Este prazer provindo da solução de problemas é algo que está intimamente ligado ao sistema de recompensa do cérebro humano. Os desafios em dose certa motivam uma pessoa a se superar e a buscar soluções:

O neurocientista Jaak Panksepp chama o sistema de dopamina do cérebro de conjunto de circuitos ‘buscadores’, incitando-nos a buscar novas possibilidades para recompensa em nosso meio ambiente. No que diz respeito à ligação de nosso cérebro, o instinto de desejo desencadeia o desejo de explorar. Na verdade, o sistema diz: ‘Não consegue encontrar a recompensa prometida? Talvez se procurasse um pouco mais, você teria sorte – tem que estar aqui em algum lugar’. (JOHNSON, 2005, p.29).

Por conta da forma como o cérebro humano funciona, um problema pode motivar uma pessoa a solucioná-lo, o que se concluído resultaria em prazer. Quando um jogador se depara com uma proteção que impede a cópia de um videogame, é comum este procurar por soluções que permitam a cópia – o sistema de recompensa começa a atuar por meio dos “circuitos buscadores” que põe o cérebro a buscar por uma solução – e assim poder utilizar este software.

Praticamente todo jogo para computador existente no mercado conta com algum recurso para evitar a cópia não autorizada, recurso que vai desde a criação de um código de série único que o jogador recebe ao efetuar a compra, sem o qual o jogo não funciona, até sistemas mais complexos que detectam a existência de um disco original ou que se conectam à internet para verificar a originalidade da cópia. Para superar as travas de segurança, os jogadores utilizam ferramentas chamadas cracks que inutilizam as proteções ou que modificam arquivos do jogo, liberando estes para serem jogados a partir de cópias não oficiais.
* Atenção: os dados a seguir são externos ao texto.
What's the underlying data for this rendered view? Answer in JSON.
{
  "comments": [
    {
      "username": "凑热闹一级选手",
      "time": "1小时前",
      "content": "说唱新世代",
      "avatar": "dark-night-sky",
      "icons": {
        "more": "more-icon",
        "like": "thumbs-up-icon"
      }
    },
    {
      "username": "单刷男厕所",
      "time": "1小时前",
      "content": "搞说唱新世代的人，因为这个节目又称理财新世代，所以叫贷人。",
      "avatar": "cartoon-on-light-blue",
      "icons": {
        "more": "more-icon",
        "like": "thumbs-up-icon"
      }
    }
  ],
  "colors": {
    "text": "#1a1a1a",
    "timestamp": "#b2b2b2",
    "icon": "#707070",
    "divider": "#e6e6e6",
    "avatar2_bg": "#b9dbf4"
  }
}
Para que um videogame tenha suas proteções contra cópia não autorizada removidas, partes do código do software de jogo são modificadas para que as verificações de originalidade do jogo sejam evitadas. Como um programa de computador funciona como uma lista de tarefas a serem executadas, o processo consiste basicamente em identificar quais tarefas estão associadas à verificação de originalidade e retirá-las ou pulá-las na lista de tarefas. Se efetuada a modificação com sucesso, o jogador se sente recompensado e assim se sente motivado.

3. E quando o meu problema não é problema meu?

Quando a solução de um problema não está ao alcance do jogador.

Entretanto, se o problema é demasiadamente complicado para uma pessoa resolver, o efeito pode ser contrário: esta pessoa se sente desmotivada e  pode chegar a desistir de sua empreitada por uma solução para este problema. Este tipo de situação ocorre, por exemplo, quando o jogador busca superar um problema, mas este problema não possui solução, ou a solução não está ao seu alcance, ou ainda quando a solução é elementar, mas ela ativa outros sistemas de proteção.

É comum um jogo passar por algumas etapas de desenvolvimento, que vêm sendo utilizadas há muito tempo, que envolvem: concepção, desenvolvimento, testes e a correção de erros. Normalmente os testes ocorrem, em um primeiro momento, numa versão interna do jogo (somente para a equipe desenvolvedora, chamado de versão Alpha) e quando este está aparentemente sem erros, ou com poucos erros, é liberada uma versão pública de testes, chamada versão Beta, onde os usuários trabalham gratuitamente para a empresa ajudando a encontrar erros no sistema. A versão Beta é muito procurada pelos usuários para verem como é o novo jogo, então é algo vantajoso tanto para os jogadores que estão participando do programa de testes, uma vez que estes podem matar a curiosidade e verificar em primeira mão o jogo antes de ele ser lançado, como para a empresa, que tem seu jogo refinado gratuitamente para que possa ser lançado com a menor quantidade possível de erros.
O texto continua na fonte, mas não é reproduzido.